6. The preparation method according to claim 5, characterized in that... Step 1 is as follows: Curcumin, medium-chain triglycerides, and surfactant Tween-80 are mixed evenly in a certain proportion to form the oil phase; sodium caseinate is dissolved in water to obtain a sodium caseinate solution with a concentration of 1-3 g / mL as the aqueous phase; the aqueous phase is heated to 50-70℃, and the oil phase is added under high-speed shearing, emulsified for 5-15 minutes, and cooled to obtain nano-curcumin emulsion, wherein the mixing ratio of curcumin, medium-chain triglycerides, surfactant Tween-80, and sodium caseinate solution is 0.4-0.6 g: 8-12 g: 1-2 g: 100 mL.

7. The preparation method according to claim 5, characterized in that... Step 2 is as follows: Dissolve fucoidan and glycerol in water and stir until completely dissolved. Then add sodium caseinate and guar gum. Stir at 200-400 rpm for 1-2 hours at 40-60°C to obtain a homogeneous, viscous, light yellow solution, which is the fucoidan-oligosaccharide composite membrane solution. The mass ratio of fucoidan, glycerol, water, sodium caseinate, and guar gum is 3-8:1-3:300-500:2-5:0.5-2.

8. The preparation method according to claim 5, characterized in that... Step 3 is as follows: Add the nano-curcumin emulsion to the brown algae oligosaccharide composite membrane solution under gentle stirring, continue stirring at room temperature for 30-60 minutes, and let stand for 2-4 hours to remove bubbles, to obtain a durian anti-cracking preservative based on brown algae oligosaccharide, wherein the mass ratio of nano-curcumin emulsion to brown algae oligosaccharide composite membrane solution is 100-200:300-500.

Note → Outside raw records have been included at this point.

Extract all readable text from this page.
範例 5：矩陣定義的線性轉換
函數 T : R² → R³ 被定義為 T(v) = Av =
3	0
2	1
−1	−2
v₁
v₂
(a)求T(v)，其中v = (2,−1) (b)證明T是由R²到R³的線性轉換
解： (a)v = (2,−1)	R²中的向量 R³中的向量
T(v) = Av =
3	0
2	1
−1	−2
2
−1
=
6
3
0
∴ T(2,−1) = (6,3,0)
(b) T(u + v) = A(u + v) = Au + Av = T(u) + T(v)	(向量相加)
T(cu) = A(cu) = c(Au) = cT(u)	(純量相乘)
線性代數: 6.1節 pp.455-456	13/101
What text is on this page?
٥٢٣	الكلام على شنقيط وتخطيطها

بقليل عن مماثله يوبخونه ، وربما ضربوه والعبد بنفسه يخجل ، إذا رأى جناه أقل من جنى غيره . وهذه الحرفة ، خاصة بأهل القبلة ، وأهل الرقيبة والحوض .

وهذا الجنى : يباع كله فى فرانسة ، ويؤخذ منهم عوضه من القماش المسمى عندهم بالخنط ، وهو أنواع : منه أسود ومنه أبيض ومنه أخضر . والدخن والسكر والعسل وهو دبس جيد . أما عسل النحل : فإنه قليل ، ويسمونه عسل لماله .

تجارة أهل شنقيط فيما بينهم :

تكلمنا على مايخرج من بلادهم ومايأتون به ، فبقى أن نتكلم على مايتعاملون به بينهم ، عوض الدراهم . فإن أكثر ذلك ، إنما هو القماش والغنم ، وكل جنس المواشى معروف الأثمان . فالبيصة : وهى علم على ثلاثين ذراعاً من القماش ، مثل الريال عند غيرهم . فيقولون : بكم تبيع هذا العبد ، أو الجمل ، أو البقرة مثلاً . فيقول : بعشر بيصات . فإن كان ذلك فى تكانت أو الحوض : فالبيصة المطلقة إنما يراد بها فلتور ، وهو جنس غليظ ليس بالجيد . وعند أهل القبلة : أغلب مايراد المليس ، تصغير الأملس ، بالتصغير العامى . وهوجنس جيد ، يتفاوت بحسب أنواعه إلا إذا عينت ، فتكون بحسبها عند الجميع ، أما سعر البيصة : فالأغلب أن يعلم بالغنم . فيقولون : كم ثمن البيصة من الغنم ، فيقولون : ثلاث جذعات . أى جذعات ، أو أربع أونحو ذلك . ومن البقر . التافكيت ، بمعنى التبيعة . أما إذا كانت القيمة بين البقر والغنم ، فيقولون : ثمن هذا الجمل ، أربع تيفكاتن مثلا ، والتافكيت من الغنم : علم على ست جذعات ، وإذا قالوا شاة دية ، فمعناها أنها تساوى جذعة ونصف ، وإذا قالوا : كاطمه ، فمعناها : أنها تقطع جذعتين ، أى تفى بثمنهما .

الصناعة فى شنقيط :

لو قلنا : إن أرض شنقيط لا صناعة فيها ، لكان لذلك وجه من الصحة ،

9. The application of a durian anti-cracking preservative according to any one of claims 1-4 or a durian anti-cracking preservative prepared by any one of claims 5-8, characterized in that: Completely immerse the unopened durian fruit in the preservative solution for 2-5 minutes. Remove it, drain, and air dry until a uniform, transparent protective film forms on the surface.